In a recent post in Voces Cubana by Miguel Iturría Savón reflects on why he’s been finding it impossible to access any of the blogs in the Cuban Voices project from computers on the island with full connection the internet. He finds himself talking to a girl, Yudeisi who tells him
about a girl who couldn’t use internet chat with her boyfriend in Spain. The boyfriend, an ‘expert’ in computing had bought her a computer manufactured in China from a shop in Paseo y Malecón. There are rumours that the Asian computers sold in Cuba are pre-loaded with the filter software ‘Green Dam Youth Escort’.

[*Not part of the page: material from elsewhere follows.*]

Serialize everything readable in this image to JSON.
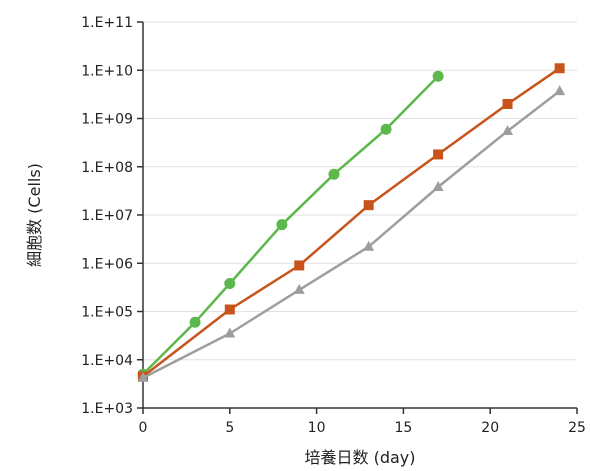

Green Dam Youth Escort is a piece of content control software, i.e. web-filtering software that is:
designed and optimized for controlling what content is permitted to a reader, especially when it is used to restrict material delivered over the Web. Content-control software determines what content will be available (Wikipedia contributors, “Content-control software,” Wikipedia, The Free Encyclopedia, http://en.wikipedia.org/w/index.php?title=Content-control_software&oldid=372853735 (accessed July 15, 2010).
If computers bought by the Cuban government and used throughout the island have mandated software installed by the state, in this case by proxy through Chinese partners … there really is no hiding place. What you do is what is seen. And certainly there’s no way to ensure that what you write is what is read – at least as long as the state controls how it’s read. Tough times continue.